Uncertainty Quantification and Model Misspecification Analysis
-Developed new uncertainty quantification techniques for climate policy cost-benefit analysis.
-Investigated the impact of model misspecification and deep uncertainty on economic evaluations of climate mitigation pathways.
-Demonstrated how different assumptions about climate damages can significantly alter policy recommendations, emphasizing the need for robust decision-making.
Developing a Foundation Model for Climate-Economy Interactions
-Launched efforts to build the first deep-learning foundation model that integrates climate and socioeconomic interactions.
-Uses multimodal AI architectures, diffusion models, and explainable AI techniques to capture complex feedback loops between climate and economy.
-Provides a groundbreaking tool for forecasting climate-economic dynamics, making it a potential state-of-the-art solution for climate policy analysis.

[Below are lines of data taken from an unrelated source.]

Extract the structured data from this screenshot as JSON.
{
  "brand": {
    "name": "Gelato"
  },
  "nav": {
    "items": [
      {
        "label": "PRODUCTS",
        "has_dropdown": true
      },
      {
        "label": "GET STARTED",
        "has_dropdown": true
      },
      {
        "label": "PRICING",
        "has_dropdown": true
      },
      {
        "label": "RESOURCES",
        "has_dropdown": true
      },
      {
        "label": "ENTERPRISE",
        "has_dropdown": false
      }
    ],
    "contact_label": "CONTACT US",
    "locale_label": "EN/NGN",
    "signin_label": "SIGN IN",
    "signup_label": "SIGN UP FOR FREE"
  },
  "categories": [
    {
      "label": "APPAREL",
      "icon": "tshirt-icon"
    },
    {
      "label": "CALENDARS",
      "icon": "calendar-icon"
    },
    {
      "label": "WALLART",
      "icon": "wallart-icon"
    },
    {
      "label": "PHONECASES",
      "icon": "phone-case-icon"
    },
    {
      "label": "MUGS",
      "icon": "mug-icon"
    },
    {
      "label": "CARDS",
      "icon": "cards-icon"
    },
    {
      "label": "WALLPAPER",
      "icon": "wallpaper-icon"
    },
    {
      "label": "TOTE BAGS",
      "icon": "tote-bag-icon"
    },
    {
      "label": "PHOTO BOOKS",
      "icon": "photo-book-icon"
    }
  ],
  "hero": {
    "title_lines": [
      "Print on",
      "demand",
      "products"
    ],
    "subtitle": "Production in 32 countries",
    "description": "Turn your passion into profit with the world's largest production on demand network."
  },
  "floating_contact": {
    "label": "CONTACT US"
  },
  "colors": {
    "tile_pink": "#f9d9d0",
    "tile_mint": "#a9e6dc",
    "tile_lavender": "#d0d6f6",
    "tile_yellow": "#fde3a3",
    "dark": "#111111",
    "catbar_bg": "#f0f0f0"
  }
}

- AI-Based Climate Extremes Prediction – While traditional climate models struggle with high-resolution extreme event forecasting, EUNICE has designed deep learning architectures (GANs, probabilistic AI, and reinforcement learning) to improve spatial and temporal precision of extreme weather projections, enabling real-time risk assessments.
- Robust Climate Policy & Economic Uncertainty Modeling – EUNICE is the first project to integrate deep uncertainty into economic decision-making using reinforcement learning and AI-enhanced integrated assessment models (IAMs). This allows policymakers to design more resilient and adaptive climate strategies that account for unknown risks.